L’operazione con cui è stato tratto in arresto ‘Mohamed il somalo’, conferma ancora una volta come dietro ai viaggi della speranza si nascondano associazioni criminali gestite da persone senza scrupoli che, oltre a lucrare sulla disperazione di migliaia di esseri umani, praticano sistematicamente la violenza e la tortura nei campi libici rimasti senza alcun presidio per via del fallimento dello Stato libico dopo la caduta del regime di Gheddafi.

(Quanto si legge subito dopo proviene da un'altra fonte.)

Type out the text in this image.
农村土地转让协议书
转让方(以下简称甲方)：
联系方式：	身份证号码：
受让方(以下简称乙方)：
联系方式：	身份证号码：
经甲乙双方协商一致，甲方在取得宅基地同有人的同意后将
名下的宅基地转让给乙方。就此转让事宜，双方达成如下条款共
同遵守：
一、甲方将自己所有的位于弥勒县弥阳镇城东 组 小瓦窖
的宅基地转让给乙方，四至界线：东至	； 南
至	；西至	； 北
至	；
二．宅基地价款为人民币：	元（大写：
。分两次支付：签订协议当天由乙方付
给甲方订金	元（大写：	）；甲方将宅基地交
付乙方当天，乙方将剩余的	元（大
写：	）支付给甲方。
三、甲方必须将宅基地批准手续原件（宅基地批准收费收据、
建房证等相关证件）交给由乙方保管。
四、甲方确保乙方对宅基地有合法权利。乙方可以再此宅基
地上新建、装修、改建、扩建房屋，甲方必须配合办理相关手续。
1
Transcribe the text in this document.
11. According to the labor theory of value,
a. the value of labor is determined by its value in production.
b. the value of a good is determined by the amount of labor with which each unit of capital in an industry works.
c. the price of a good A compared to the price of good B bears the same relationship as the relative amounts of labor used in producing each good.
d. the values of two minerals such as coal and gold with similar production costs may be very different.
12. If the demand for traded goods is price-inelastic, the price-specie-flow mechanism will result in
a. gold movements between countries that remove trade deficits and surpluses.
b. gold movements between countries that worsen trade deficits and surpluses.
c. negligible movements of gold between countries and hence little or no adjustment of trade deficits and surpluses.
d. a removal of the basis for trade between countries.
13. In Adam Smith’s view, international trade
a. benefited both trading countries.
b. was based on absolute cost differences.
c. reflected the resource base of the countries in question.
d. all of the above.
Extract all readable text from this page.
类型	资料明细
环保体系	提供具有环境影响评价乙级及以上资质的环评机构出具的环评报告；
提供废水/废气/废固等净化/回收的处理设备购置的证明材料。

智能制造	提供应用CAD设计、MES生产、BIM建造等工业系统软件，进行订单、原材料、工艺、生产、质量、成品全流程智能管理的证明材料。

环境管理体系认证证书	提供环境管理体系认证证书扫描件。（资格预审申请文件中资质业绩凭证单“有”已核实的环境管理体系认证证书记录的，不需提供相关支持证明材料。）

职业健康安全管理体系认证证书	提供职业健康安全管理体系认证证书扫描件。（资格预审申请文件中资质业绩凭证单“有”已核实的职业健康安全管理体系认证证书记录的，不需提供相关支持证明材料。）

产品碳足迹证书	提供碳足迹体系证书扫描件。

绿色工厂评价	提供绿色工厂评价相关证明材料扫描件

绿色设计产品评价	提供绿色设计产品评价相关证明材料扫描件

In alcuni casi, le minacce perpetuate dal somalo arrestato nelle scorse ore consistevano nel chiamare i parenti della vittima di turno per far sentire telefonicamente gli abusi compiuti ed accelerare in tal modo il pagamento di ingenti somme di denaro per evitare ulteriori torture: “Spesso mi costringevano a chiamare a casa e nel frattempo mi colpivano con tubi di gomma” si legge infatti in una delle deposizioni rese note dalla Questura.

“C’è un elemento di novità rispetto ad altre indagini – ha tenuto a precisare lo stesso Giovanni Minardi – Di solito i migranti in procinto di partire vengono rinchiusi in centri vicino la costa; questa volta invece, la località di Hudeyfà dove sono stati accertati gli abusi si trova vicino Al Kufra, oasi nel cuore del deserto libico non lontano dal Sudan”.

Questo elemento non è da sottovalutare e testimonia il doppio binario in cui corre la tratta dell’immigrazione: giunti dal Niger e dal Sahel in Libia, le organizzazioni criminali dirigono poi i migranti verso due distinte direzioni, Ghat e Sebah da un lato, Al Kufra dall’altro con quest’ultima località che potrebbe essere una base per chi intraprende le traversate non dalla Tripolitania ma dalla costa di Sirte o della Cirenaica.